Champions Cup: Continua in Spagna il cammino europeo della Mia Briantea84. Il sorteggio dei due gironi di quarti di finale, effettuato proprio a Gran Canaria, ha decretato che per i canturini sarà  Madrid la sede della prossima fase in programma il 10-11 marzo, in casa dei detentori del massimo trofeo continentale, il CD Ilunion. Nel girone 2, insieme alla Mia, ci sono i turchi del Besiktas e l’Amburgo, una delle squadre più in forma delle ultime due stagioni tedesche. La formazione canturina di basket paralimpico ha superato la prima fase di qualificazione vincendo tutte e quattro le partite disputate a Gran Canaria. 

Nel girone 1, ospite del Lahn Dill a Wetzler in Germania, è finita l’altra italiana Porto Torres, insieme a RSB Thüringia Bull e Hyeres, Queste otto forze d’Europa si daranno battaglia per conquistare i quattro posti della finale di Champions Cup, in programma il 5-6 maggio a Tenerife.

“Avversari facili non esistono più a questo punto della competizione – commenta  Marco Bergna – Andiamo in casa dei detentori della Coppa Campioni, uno squadrone armato fino ai denti che tra l’altro sfrutterà il vantaggio di giocare davanti al proprio pubblico. Besiktas e Amburgo sono forze altrettanto competitive, tutte sulla carta aspiranti ai due posti in palio per la Final four di Tenerife del 5 e 6 maggio. Non dobbiamo fasciarci la testa, pensiamo a migliorare il nostro gioco, a prepararci per disputare un bel torneo. La Mia vista a Las Palmas è già convincente, ma possiamo crescere ancora. Abbiamo un mese per farlo, con di mezzo la sfida di Porto Torres sabato prossimo e la Coppa Italia a inizio marzo. Insomma non potremo abbassare l’attenzione mai”.

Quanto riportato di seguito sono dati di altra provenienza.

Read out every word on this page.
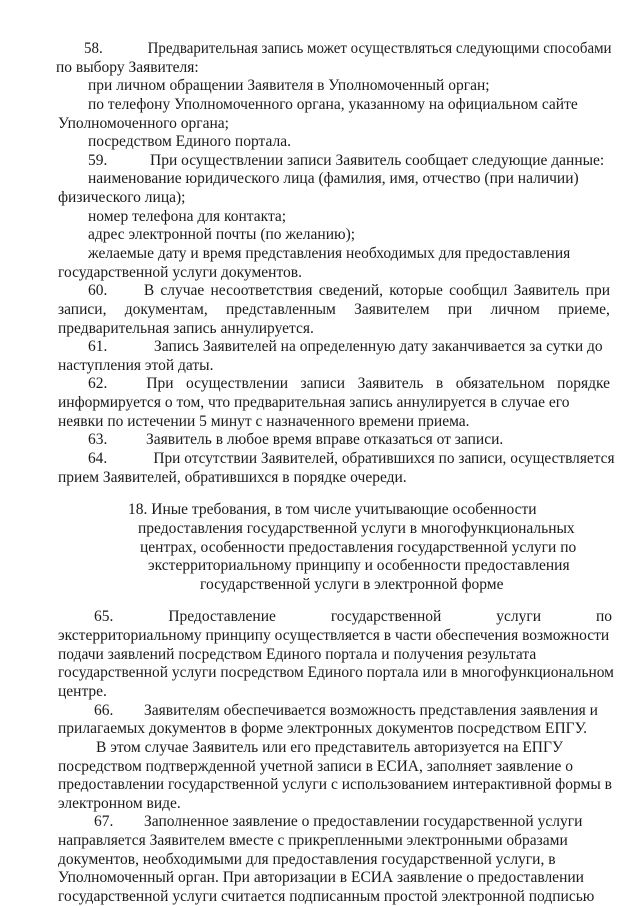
58.	Предварительная запись может осуществляться следующими способами
по выбору Заявителя:
при личном обращении Заявителя в Уполномоченный орган;
по телефону Уполномоченного органа, указанному на официальном сайте
Уполномоченного органа;
посредством Единого портала.
59.	При осуществлении записи Заявитель сообщает следующие данные:
наименование юридического лица (фамилия, имя, отчество (при наличии)
физического лица);
номер телефона для контакта;
адрес электронной почты (по желанию);
желаемые дату и время представления необходимых для предоставления
государственной услуги документов.
60. В случае несоответствия сведений, которые сообщил Заявитель при
записи, документам, представленным Заявителем при личном приеме,
предварительная запись аннулируется.
61.	Запись Заявителей на определенную дату заканчивается за сутки до
наступления этой даты.
62.	При осуществлении записи Заявитель в обязательном порядке
информируется о том, что предварительная запись аннулируется в случае его
неявки по истечении 5 минут с назначенного времени приема.
63. Заявитель в любое время вправе отказаться от записи.
64.	При отсутствии Заявителей, обратившихся по записи, осуществляется
прием Заявителей, обратившихся в порядке очереди.
18. Иные требования, в том числе учитывающие особенности
предоставления государственной услуги в многофункциональных
центрах, особенности предоставления государственной услуги по
экстерриториальному принципу и особенности предоставления
государственной услуги в электронной форме
65.	Предоставление	государственной	услуги	по
экстерриториальному принципу осуществляется в части обеспечения возможности
подачи заявлений посредством Единого портала и получения результата
государственной услуги посредством Единого портала или в многофункциональном
центре.
66. Заявителям обеспечивается возможность представления заявления и
прилагаемых документов в форме электронных документов посредством ЕПГУ.
В этом случае Заявитель или его представитель авторизуется на ЕПГУ
посредством подтвержденной учетной записи в ЕСИА, заполняет заявление о
предоставлении государственной услуги с использованием интерактивной формы в
электронном виде.
67. Заполненное заявление о предоставлении государственной услуги
направляется Заявителем вместе с прикрепленными электронными образами
документов, необходимыми для предоставления государственной услуги, в
Уполномоченный орган. При авторизации в ЕСИА заявление о предоставлении
государственной услуги считается подписанным простой электронной подписью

 “In questi casi fare calcoli non ha nessun senso: sappiamo che quando ci si siede al tavolo dei più forti, ogni commensale può dire la sua – aggiunge il presidente del club canturino Alfredo Marson – Dobbiamo innanzitutto essere soddisfatti di aver raggiunto un posto nelle top 8, questa è una conferma rispetto agli ultimi anni. Ma non accontentarci di questo: gli alibi non esistono. Per vincere bisogna segnare un canestro in più degli altri. Possiamo farlo, dobbiamo volerlo molto intensamente. Credo nella mia squadra, dai giocatori allo staff: insieme sono un gruppo che può andare lontano. Sarà il campo a dirci se avevamo ragione”.

 Al termine del torneo è stato premiato anche l’All Star Team deciso dalle votazioni dei tecnici: per la Mia due presenze di spicco tra i migliori cinque giocatori del weekend, Ahmed Raourahi e Brian Bell. A Laura Morato invece l’onore di ritirare il trofeo del primo posto conquistato a Gran Canaria nel gruppo C.